Mundial de Uruguay
Reportajes

¿Cómo comenzó todo?

«Las líneas brotan de la base, suben en espirales y se estiran para recibir al mundo», esta fue una de las frases que Silvio Gazzaniga utilizó para describir el ansiado trofeo dorado que todo país sueña con tener, porque ganar una Copa del Mundo es el triunfo de una nación, la única victoria que es capaz de aunar de forma incondicional a millones de personas. Es lo que hace que completos desconocidos sufran buscando el camino del éxito, pero que disfruten más que nadie cuando el capitán de su selección, su compatriota, eleva y muestra a todos que sí, que su país es campeón del mundo.

Hasta ese momento han transcurrido demasiadas cosas, porque en la vida todo tiene un comienzo, y nada, salvo quizás la creación de la humanidad, es al azar. Cualquier inicio surge por la ambición y las ganas de una persona de llevar a cabo una idea, de luchar por conseguir un sueño. En la actualidad, un Mundial de Fútbol es, junto a los Juegos Olímpicos, el mayor evento deportivo a nivel internacional; pero es muy probable que si no hubiera sido por la cabezonería y la entrega de Jules Rimet no hubiésemos podido llegar a disfrutar de un espectáculo tan mayúsculo.

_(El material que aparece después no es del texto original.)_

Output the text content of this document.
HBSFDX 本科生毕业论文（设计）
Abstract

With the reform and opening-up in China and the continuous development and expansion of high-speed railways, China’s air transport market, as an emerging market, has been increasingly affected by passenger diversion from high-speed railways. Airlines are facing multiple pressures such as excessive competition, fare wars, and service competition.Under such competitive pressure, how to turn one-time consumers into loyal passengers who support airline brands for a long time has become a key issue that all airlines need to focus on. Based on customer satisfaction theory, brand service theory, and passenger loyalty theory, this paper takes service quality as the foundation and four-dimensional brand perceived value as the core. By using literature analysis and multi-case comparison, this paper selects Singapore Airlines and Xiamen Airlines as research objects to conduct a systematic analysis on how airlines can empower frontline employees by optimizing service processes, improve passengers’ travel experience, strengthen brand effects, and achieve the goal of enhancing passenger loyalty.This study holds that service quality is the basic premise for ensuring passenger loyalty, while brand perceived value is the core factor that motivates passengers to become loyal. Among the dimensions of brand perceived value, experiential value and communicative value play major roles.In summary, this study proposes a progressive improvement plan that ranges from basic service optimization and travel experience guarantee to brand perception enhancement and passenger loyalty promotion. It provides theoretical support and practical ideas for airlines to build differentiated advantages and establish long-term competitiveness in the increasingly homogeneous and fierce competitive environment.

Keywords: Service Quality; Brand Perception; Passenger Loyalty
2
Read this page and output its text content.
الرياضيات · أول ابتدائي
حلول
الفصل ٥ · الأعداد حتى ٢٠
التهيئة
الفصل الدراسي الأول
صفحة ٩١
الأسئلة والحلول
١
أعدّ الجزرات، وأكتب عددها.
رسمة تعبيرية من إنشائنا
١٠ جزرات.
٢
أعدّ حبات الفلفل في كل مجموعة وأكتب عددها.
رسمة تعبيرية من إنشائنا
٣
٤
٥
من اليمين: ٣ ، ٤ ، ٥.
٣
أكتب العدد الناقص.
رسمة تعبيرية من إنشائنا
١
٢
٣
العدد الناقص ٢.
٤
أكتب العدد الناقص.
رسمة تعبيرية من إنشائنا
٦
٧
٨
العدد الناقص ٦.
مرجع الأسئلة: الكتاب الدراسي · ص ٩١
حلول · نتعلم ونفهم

El balompié lo inventaron los británicos, y fue precisamente en los Juegos Olímpicos de Londres de 1908 cuando por primera vez se disputó de forma oficial un torneo de fútbol a gran escala. El incremento del éxito de este deporte en los JJ.OO. propició que, cuando el francés Jules Rimet llegara en 1921 a la presidencia de la Fédération Internationale de Football Association (FIFA), el deseo por organizar un Mundial propio aumentara hasta unos límites, en aquel momento, insospechados.

Uruguay, primer campeón

Era el sueño de un presidente que, acompañado por Henry Delaunay –un secretario de la Federación Francesa-, poco a poco fue cogiendo forma y color. Después de años de trabajo, de reuniones entre los países miembros y de una búsqueda exacerbada para conseguir los medios necesarios en todos los ámbitos, el sueño se hizo realidad en 1930: Uruguay y su nuevo y espectacular Estadio Centenario de Montevideo (todos los partidos se disputaron allí) iban a ser la sede del primer Mundial de Fútbol.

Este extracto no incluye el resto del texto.